Also, it helps significantly to be in Antarctica, where the relative movement is much slower than it is at lower latitudes — and to have multiple telescopes - and low noise CCDs, in a cold, dry environment.
Sadly, most of us don’t have those luxuries.
https://siril.readthedocs.io/en/stable/processing/deconvolut...
Totally viable untracked. The classic 14mm prime has gone from f2.8 to f1.8 to f1.4, and sensors have become really good at high sensitivity for a 15 second exposure. Quite often, that's enough.
The hairy part is when it's not quite enough, and exposures have to be stacked. I have a crop sensor camera (canon 1.6x, so 40% area) with an f/2 lens that I like to step down further, and a good Starscape this way will take 10-40 exposures. I can stack those no problem, but it's trees on the horizon that are problematic. The ground stack and the sky stack have to clash, and a complex shaped border will always look photoshopped, because it is.
Old school Deep Sky is losing its appeal due to a) pictures being available online, meaning that you've already seen the better version of the same photo, and b) the images being sterile and without context, with no relation to the photographer's story.
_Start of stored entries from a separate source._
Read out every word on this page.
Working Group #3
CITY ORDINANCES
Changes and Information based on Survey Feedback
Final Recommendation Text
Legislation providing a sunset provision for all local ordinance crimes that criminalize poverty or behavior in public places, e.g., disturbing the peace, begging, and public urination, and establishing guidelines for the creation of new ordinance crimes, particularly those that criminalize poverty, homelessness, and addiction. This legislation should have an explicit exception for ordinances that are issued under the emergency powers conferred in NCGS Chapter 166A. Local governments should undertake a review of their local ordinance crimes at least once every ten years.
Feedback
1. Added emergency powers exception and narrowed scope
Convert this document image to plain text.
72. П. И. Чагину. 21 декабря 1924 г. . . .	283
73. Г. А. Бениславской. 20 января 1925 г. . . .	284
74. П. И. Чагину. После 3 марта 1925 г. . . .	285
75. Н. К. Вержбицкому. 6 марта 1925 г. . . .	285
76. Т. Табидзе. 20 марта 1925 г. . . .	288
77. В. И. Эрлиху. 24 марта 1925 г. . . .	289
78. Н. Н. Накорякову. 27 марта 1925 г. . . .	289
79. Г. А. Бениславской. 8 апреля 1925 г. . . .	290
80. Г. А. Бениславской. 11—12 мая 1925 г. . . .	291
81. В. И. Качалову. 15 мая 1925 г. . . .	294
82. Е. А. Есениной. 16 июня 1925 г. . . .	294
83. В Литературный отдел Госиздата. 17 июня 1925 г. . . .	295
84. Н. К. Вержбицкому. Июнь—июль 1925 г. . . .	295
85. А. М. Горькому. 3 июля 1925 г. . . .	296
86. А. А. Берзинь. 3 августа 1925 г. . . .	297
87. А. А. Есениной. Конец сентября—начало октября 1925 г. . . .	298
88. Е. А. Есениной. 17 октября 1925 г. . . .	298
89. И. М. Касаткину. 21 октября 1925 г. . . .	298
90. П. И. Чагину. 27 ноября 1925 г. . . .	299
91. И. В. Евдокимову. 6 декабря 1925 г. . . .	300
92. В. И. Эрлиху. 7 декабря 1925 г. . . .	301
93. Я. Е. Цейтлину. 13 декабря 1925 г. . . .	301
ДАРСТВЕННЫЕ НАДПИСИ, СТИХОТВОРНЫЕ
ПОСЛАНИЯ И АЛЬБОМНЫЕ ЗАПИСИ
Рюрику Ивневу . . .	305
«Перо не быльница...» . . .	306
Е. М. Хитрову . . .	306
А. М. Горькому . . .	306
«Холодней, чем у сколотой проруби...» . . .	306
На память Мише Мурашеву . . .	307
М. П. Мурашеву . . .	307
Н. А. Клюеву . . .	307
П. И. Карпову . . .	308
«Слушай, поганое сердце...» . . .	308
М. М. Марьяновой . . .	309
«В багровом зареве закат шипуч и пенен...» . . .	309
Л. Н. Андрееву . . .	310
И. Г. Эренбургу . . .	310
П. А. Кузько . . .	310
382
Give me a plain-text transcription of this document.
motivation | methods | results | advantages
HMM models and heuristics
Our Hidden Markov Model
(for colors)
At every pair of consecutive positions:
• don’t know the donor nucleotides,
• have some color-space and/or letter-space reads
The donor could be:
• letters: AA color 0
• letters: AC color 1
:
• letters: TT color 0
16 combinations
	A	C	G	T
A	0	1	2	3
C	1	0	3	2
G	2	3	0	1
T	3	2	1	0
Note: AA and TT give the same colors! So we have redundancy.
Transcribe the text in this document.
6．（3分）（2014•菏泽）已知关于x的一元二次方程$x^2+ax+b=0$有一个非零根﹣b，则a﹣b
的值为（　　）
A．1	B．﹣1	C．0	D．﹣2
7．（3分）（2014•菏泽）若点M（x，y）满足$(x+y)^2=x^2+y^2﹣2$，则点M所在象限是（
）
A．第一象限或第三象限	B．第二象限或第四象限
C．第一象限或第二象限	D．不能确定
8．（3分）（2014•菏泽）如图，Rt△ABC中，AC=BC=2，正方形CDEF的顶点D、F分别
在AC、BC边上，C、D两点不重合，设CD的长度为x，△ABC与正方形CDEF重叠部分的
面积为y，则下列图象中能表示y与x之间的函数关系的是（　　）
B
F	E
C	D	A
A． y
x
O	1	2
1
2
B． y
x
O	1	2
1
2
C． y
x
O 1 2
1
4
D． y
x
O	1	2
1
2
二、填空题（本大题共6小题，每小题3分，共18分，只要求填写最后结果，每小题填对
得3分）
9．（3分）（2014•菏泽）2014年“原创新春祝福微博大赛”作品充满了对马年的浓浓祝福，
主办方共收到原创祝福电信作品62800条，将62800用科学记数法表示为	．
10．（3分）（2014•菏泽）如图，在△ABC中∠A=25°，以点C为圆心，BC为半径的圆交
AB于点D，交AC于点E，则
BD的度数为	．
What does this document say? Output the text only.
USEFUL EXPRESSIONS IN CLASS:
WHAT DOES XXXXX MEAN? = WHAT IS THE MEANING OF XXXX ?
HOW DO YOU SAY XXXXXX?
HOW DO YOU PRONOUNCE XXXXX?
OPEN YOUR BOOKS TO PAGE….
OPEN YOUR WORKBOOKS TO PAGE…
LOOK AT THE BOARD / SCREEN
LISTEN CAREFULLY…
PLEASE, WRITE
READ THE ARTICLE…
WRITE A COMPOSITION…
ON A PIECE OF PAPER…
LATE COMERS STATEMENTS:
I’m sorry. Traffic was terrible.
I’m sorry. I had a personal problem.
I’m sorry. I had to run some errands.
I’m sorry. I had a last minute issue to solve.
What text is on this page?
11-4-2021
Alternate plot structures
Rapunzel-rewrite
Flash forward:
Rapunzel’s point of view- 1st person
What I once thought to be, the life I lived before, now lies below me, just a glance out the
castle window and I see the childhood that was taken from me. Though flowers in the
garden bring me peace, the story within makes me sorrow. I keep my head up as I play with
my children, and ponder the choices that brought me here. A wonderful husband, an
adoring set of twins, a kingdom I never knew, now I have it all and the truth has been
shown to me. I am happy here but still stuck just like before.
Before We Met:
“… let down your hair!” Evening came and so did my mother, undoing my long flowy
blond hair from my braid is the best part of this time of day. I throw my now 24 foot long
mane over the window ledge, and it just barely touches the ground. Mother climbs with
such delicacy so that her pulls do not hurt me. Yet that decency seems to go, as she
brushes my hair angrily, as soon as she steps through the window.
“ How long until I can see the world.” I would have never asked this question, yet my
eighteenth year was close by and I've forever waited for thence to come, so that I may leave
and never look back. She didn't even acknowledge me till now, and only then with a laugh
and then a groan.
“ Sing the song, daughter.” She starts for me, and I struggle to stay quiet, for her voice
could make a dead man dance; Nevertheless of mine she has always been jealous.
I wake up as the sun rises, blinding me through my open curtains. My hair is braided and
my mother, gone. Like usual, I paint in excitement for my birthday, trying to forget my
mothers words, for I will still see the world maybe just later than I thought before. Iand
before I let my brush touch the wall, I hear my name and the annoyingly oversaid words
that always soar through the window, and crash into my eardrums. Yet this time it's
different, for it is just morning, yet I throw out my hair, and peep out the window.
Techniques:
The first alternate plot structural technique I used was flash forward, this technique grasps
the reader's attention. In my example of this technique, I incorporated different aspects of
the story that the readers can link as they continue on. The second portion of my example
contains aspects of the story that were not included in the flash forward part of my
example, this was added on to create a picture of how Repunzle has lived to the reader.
Milky Way in a national park says "I've been there!" in a way that a shot of the Whirlpool Galaxy just can't.
I love the wide angle astro stuff, but I'm more into timelapse. But I do love "trying" shooting DSO as well, but tracking is obviously required.
1. https://www.reddit.com/r/AskAstrophotography/comments/1b7fz3...
incomingpain•3d ago
The new technique for astrophotography isnt long exposures. Its about fast exposures in an attempt to maximize good atmospheric wobble.